Preliminary Performance of Project Radium

Introduction

VMware vSphere Bitfusion is a product that virtualizes certain GPU hardware. Project Radium is a more generalized approach to virtualize a larger body of hardware accelerators. This paper takes a very early or preliminary look at the performance Project Radium is achieving. We are encouraged by what we are seeing. The development work, so far, has concentrated on functionality. The focus is now shifting to performance and optimization. The Project Radium fundamentals are different than Bitfusion's and required a completely new implementation. The benchmarks we've run so far indicate that Radium's performance has a solid foundation, even before optimization work begins.

This paper examines performance by running Bitfusion and Project Radium head-to-head. Project Radium is presented here as a tech preview.

This paper may contain product features or functionality that are currently under development. This overview of new technology represents no commitment from VMware to deliver these features in any generally available product. Features are subject to change, and must not be included in contracts, purchase orders, or sales agreements of any kind. Technical feasibility and market demand will affect final delivery. Pricing and packaging for any new features/functionality/technology discussed or presented, have not been determined.

The testing for this paper consists of running the well-known TensorFlow CNN image recognition machine learning (ML) benchmark. The benchmark prints results in images per second processed. We set a baseline with the benchmark running on a VM with local GPUs (using DirectPathIO for GPU passthrough). This baseline is compared against the results from three other set-ups that all provide remote, virtualized GPUs: 1. Bitfusion using TCP/IP, 2. Bitfusion using PVRDMA (RoCE), and 3. Project Radium on TCP/IP

Let's look in more detail at Project Radium, Bitfusion, the benchmark, and the test environment.

Project Radium

Project Radium virtualizes more devices than Bitfusion and does so in a more general fashion. Bitfusion (available since 2019) virtualizes NVIDIA GPUs. Project Radium virtualizes any accelerator from any vendor — and is a new, from-the-ground-up implementation based on new principles. Project Radium preserves the features of Bitfusion, adds new ones, and takes a simpler, more general approach to virtualization.

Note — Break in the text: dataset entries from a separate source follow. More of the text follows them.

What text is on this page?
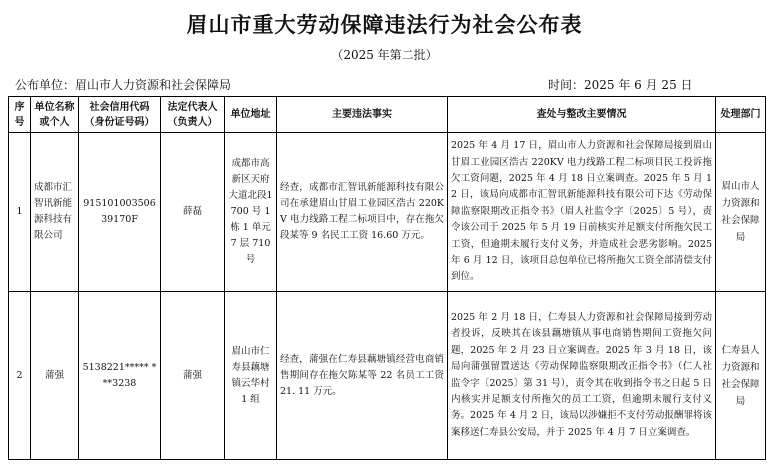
眉山市重大劳动保障违法行为社会公布表
（2025 年第二批）
公布单位：眉山市人力资源和社会保障局	时间：2025 年 6 月 25 日
序号	单位名称或个人	社会信用代码（身份证号码）	法定代表人（负责人）	单位地址	主要违法事实	查处与整改主要情况	处理部门
1	成都市汇智讯新能源科技有限公司	915101003506 39170F	薛磊	成都市高新区天府大道北段1700 号 1 栋 1 单元 7 层 710 号	经查，成都市汇智讯新能源科技有限公司在承建眉山甘眉工业园区浩古 220KV 电力线路工程二标项目中，存在拖欠段某等 9 名民工工资 16.60 万元。	2025 年 4 月 17 日，眉山市人力资源和社会保障局接到眉山甘眉工业园区浩古 220KV 电力线路工程二标项目民工投诉拖欠工资问题，2025 年 4 月 18 日立案调查。2025 年 5 月 12 日，该局向成都市汇智讯新能源科技有限公司下达《劳动保障监察限期改正指令书》（眉人社监令字〔2025〕5 号），责令该公司于 2025 年 5 月 19 日前核实并足额支付所拖欠民工工资，但逾期未履行支付义务，并造成社会恶劣影响。2025 年 6 月 12 日，该项目总包单位已将所拖欠工资全部清偿支付到位。	眉山市人力资源和社会保障局
2	蒲强	5138221***** ***3238	蒲强	眉山市仁寿县藕塘镇云华村 1 组	经查，蒲强在仁寿县藕塘镇经营电商销售期间存在拖欠陈某等 22 名员工工资 21. 11 万元。	2025 年 2 月 18 日，仁寿县人力资源和社会保障局接到劳动者投诉，反映其在该县藕塘镇从事电商销售期间工资拖欠问题，2025 年 2 月 23 日立案调查。2025 年 3 月 18 日，该局向蒲强留置送达《劳动保障监察限期改正指令书》（仁人社监令字〔2025〕第 31 号），责令其在收到指令书之日起 5 日内核实并足额支付所拖欠的员工工资，但逾期未履行支付义务。2025 年 4 月 2 日，该局以涉嫌拒不支付劳动报酬罪将该案移送仁寿县公安局，并于 2025 年 4 月 7 日立案调查。	仁寿县人力资源和社会保障局
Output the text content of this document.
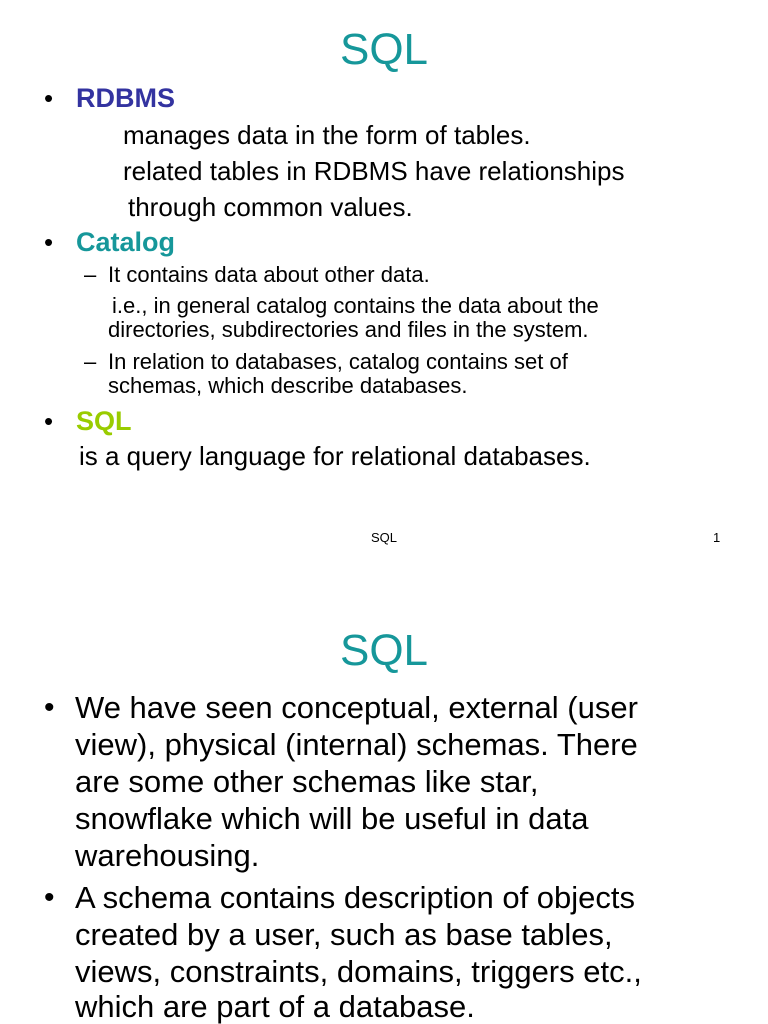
SQL
• RDBMS
manages data in the form of tables.
related tables in RDBMS have relationships
through common values.
• Catalog
– It contains data about other data.
i.e., in general catalog contains the data about the
directories, subdirectories and files in the system.
– In relation to databases, catalog contains set of
schemas, which describe databases.
• SQL
is a query language for relational databases.
SQL	1
SQL
• We have seen conceptual, external (user
view), physical (internal) schemas. There
are some other schemas like star,
snowflake which will be useful in data
warehousing.
• A schema contains description of objects
created by a user, such as base tables,
views, constraints, domains, triggers etc.,
which are part of a database.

In fact, engineers refer to the approach as GPR, generalized process remoting; naming its potential to enable remote virtualization of processes in general, going beyond just accelerator virtualization.

And this approach has begun to demonstrate its possibility of doing remote virtualization with better performance.

Project Radium Preview

For more detailed descriptions of Project Radium see:

You can also look at Project Radium from the CLI at this preview demo.

Machine Learning, Virtualization, and Bitfusion

Virtualization of hardware accelerators is primarily driven by machine learning (ML) and artificial intelligence (AI) applications. These driving applications require acceleration hardware, otherwise they run too slowly to be useful. But if this hardware (GPUs, mostly, today) can't be shared — shared easily — among multiple users, machines, and applications, it tends to sit idle around 85% of the time. Bitfusion and Project Radium both allow very dynamic sharing and partitioning of GPUs or other accelerators.

They:

Allocate resources on the fly, allow an application instance to consume them, and then free them for other runs.
Require no re-configuration of resources, nor that VMs be spun up or down.
Allow allocation of single, multiple, and partial devices.
Allocate remote acceleration resources (over the network). Applications run on hosts without accelerator devices, but consume acceleration services on remote machines.
Run applications as-is, without refactoring or re-compilation.

Motivation, Benchmark, Equipment, and Machines

The primary motivation for Bitfusion and Project Radium is to increase the accelerator utilization. In monetary terms, if the GPU you need costs $10,000, you could buy one of them to share among four users instead of buying four of them.

But… you don't want this sharing to be cumbersome.
And… you don't want this sharing to make the "accelerator" run slowly.

An absolutely perfect virtualization solution would make sharing invisible. An absolutely perfect virtualization solution would be as fast as exclusive ownership of the physical hardware. In this curmudgeonly imperfect, real world, however, we accept a certain amount of bother and a certain amount of performance overhead in exchange for all the benefits of sharing. And then we work to minimize that bother and overhead.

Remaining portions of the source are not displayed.